Размер шрифта
-
+

Блабериды - стр. 33

Я обогнул Филино с востока, проехал мимо сторожевой вышки и заброшенной церкви и по грунтовой дороге выехал на улицу Колхозную. Скоро улица кончилась, и дорога нырнула к реке. Я попал в узкий проезд: слева шли серые заборы и вросшие в них сараи, справа наступала крапива. Проезд вывел к дому, стоящему чуть в стороне и как бы вне принятой здесь логики. Подъезд к нему расчертили колеи. Слева к нему подходила другая улица, которую на карте я почему-то не заметил.

Перед домом была свалка мусора: насыпной вал из шин, пластиковых бутылок, старых корыт, гнутого велосипеда и другого пёстрого хлама. Мусорка, видимо, выполняла и прямую функцию и заодно отгораживала дом от проезда, если не своей неприступностью, то горьковатым запахом старой резины и нечистот.

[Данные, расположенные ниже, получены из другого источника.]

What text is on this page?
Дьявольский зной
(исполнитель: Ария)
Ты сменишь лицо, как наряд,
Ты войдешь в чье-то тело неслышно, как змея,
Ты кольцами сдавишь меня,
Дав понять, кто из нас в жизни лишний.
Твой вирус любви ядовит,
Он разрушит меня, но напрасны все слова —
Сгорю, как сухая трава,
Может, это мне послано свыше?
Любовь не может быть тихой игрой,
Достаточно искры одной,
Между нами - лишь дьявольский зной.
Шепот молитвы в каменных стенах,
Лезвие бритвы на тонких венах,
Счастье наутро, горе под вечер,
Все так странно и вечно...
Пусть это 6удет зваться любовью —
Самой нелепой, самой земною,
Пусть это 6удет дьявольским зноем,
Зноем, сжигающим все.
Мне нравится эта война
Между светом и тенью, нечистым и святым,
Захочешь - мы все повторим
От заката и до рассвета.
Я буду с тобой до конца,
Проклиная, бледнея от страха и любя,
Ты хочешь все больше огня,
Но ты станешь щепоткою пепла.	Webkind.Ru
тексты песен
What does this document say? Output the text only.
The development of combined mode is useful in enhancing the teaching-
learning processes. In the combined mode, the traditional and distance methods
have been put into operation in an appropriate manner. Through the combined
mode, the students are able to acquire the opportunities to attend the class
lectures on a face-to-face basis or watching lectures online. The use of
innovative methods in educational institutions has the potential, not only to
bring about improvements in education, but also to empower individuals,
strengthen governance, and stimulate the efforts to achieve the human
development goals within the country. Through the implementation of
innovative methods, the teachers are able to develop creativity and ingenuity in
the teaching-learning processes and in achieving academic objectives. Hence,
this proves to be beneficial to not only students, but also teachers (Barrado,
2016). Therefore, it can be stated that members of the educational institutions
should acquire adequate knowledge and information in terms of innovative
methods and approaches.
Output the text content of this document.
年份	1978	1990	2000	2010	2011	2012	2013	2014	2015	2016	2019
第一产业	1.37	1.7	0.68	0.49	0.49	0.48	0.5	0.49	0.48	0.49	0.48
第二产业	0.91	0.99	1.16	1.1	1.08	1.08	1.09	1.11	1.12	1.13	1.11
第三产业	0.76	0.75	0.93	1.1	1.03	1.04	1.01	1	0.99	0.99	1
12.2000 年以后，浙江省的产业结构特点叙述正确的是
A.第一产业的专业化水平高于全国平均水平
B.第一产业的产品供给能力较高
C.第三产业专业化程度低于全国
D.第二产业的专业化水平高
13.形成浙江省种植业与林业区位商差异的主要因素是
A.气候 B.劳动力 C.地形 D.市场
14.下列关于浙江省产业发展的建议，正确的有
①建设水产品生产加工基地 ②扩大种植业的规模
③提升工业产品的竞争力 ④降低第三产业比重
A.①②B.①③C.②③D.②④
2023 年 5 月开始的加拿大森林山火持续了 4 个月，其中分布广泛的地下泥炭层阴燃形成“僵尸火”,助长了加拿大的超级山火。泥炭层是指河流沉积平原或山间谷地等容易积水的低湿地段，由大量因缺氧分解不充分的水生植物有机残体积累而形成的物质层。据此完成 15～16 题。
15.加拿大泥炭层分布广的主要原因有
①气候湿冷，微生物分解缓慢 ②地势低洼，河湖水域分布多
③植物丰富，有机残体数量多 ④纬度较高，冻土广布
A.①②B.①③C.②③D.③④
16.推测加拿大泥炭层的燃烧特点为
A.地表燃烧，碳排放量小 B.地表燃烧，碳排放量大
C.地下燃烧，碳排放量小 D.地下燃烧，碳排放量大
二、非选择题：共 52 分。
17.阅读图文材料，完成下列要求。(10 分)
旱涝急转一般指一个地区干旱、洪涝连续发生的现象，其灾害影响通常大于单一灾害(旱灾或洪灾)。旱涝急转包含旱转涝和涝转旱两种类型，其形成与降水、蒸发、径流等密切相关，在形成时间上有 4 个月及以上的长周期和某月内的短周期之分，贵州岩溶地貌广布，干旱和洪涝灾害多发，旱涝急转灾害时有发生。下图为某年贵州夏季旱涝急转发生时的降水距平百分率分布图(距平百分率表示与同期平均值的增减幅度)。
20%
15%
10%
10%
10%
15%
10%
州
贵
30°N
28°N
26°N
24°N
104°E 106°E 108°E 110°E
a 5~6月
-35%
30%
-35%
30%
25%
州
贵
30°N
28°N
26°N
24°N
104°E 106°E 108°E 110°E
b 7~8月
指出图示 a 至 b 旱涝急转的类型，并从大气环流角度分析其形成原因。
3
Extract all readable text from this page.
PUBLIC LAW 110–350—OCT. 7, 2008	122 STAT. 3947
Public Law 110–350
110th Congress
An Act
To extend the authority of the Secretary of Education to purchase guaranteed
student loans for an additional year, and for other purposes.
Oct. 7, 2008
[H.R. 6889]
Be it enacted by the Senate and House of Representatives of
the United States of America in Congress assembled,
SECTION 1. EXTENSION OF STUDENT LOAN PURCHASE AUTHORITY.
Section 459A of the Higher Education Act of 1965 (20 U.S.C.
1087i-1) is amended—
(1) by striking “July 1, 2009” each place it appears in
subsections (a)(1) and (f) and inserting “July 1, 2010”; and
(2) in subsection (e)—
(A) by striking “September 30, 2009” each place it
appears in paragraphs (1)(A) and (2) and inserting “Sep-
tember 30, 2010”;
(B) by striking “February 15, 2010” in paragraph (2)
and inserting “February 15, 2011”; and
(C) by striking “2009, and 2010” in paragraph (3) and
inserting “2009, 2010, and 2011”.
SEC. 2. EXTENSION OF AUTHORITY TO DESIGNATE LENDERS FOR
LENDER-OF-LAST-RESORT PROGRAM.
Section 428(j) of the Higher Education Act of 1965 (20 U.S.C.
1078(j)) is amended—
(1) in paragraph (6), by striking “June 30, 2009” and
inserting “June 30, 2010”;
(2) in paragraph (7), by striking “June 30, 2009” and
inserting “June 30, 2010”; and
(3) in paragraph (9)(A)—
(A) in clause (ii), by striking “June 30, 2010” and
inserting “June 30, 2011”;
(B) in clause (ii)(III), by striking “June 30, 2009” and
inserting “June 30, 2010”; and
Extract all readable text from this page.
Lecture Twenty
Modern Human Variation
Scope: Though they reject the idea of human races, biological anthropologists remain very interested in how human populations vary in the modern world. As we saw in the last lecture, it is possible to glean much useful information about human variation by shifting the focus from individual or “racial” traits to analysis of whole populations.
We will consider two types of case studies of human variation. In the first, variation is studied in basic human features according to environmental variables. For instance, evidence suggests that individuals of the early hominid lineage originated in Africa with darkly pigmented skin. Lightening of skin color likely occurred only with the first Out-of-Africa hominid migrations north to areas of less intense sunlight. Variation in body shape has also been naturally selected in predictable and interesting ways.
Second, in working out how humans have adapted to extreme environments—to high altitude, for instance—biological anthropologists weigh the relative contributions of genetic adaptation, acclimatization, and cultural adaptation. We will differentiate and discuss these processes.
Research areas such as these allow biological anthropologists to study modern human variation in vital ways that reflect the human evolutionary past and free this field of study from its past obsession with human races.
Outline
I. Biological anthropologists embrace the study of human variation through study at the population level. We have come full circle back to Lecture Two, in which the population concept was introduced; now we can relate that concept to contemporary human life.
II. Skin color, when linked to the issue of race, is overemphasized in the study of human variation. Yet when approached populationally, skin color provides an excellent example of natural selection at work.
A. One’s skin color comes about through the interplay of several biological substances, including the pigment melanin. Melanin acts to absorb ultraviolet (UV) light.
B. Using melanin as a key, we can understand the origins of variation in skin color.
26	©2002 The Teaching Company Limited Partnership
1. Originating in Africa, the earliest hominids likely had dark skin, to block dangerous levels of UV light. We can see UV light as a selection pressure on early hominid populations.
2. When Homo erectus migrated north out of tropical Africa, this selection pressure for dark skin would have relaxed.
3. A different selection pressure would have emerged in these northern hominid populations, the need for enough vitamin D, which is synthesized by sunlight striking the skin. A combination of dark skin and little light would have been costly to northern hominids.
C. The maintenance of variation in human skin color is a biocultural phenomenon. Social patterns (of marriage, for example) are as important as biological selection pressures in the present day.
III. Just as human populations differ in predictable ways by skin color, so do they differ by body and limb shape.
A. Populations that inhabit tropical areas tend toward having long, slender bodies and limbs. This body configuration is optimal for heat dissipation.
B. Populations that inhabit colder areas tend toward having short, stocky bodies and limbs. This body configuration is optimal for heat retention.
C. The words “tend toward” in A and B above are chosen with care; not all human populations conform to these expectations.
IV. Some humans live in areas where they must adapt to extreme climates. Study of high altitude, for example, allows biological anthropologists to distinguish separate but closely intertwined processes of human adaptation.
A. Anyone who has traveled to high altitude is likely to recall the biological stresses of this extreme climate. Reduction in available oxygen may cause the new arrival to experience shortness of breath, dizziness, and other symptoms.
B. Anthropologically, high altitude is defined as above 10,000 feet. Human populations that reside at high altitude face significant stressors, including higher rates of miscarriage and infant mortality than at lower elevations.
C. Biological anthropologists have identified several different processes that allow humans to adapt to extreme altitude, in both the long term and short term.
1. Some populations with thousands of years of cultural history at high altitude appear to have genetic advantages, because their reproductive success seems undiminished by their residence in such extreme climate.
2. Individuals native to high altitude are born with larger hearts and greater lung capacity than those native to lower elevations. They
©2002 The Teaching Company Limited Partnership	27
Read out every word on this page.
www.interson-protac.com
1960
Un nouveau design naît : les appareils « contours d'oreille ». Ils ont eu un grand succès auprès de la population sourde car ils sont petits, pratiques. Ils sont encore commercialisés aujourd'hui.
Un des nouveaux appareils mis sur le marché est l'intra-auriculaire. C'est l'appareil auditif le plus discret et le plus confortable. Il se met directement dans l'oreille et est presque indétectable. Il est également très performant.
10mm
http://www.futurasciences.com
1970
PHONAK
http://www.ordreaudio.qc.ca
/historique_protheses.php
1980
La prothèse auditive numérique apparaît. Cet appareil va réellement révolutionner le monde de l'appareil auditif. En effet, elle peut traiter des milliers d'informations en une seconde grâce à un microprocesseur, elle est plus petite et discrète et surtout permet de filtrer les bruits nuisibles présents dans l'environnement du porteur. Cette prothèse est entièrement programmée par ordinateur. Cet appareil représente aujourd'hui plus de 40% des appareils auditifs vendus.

За свалкой была площадка и угадывались следы старого забора; земля в пустых лунках напоминала дёсны старика. Под огромным тополем вдоль сарая лежали неровные потемневшие доски. Мухи оживлённо делили пространство двора.

Дом оказался очень пёстрым. Вероятно, прокрашенный в синий цвет, он оплыл зелёно-жёлтыми разводами, как акварельный рисунок. На углах краска отшелушивалась, обнажая серые доски.

Окна неплотно прикрывали ставни. Крайняя ставня перекосилась и висела на одной петле. Дом всматривался в меня затёкшим глазом.

Справа от крыльца виднелся узкий проход к реке. Я поднялся по треснувшим ступеням и постучал. Никто не ответил. Я дёрнул ручку, и в нос ударил неприятный запах скипидарной мази.

– Здравствуйте, – крикнул я в полутьму, удивляясь резкости голоса. «Журналюга проклятый», – подумал я, упреждая мысли тех, кого я мог разбудить своим вторжением.

Дом казался пустым. Я прикрыл дверь и огляделся. В доме кто-то закряхтел, несколько раз стукнул металл, что-то грохнуло и покатилось.

Я снова приоткрыл дверь. Коридор пересекла тёмная фигура и прильнула к окну дальней комнаты. Я видел её наискосок. Фигура смотрела в окно с перекошенной ставней. Она непонятно для чего тёрла стекло, словно то запотело изнутри.

– Я здесь, – позвал я громче.

– А! Вааадька, ты что ли? – женщина зашаркала ко мне по коридору.

Скоро я разглядел её: Анне Коростелёвой, если это она, было лет сорок пять. Она была высокой, кудрявой, чуть скособоченной. Кудри её напоминали растянутые пружинки, потерявшие всю упругость. Она всё плотнее заматывалась в халат, словно готовясь выйти на мороз, волоча ногами огромного размера тапочки. Глаза её щурились из-за толстых очков с голубоватыми линзами. Их дужки были так щедро замотаны изолентой, будто сделаны из неё.

Приближаясь, она выгоняла из коридора усиливающийся запах мази, варёного лука, нагретого пластика и перегара. Скоро последний перешиб все прочие запахи. Это был перегар, настоянный на отрыжках, папиросах и злой водке, которая покидала организм Коростелёвой через все поры. Облако так зримо приблизилось ко мне, что я отступил назад к самому краю крыльца. Перила выгнулись подо мной, как резиновые.

– Вам кого? – хрипло спросила она, щурясь всё сильнее. Яркий свет стал для неё неожиданностью.

Когда говоришь с детьми, сумасшедшими или пьяницами, сложно начать, потому что даже самые простые вещи требуют объяснения. Я сказал, что работаю журналистом и её брат попросил разобраться с протекающей крышей.

– Подожди, – сказала она и на несколько минут исчезла в доме.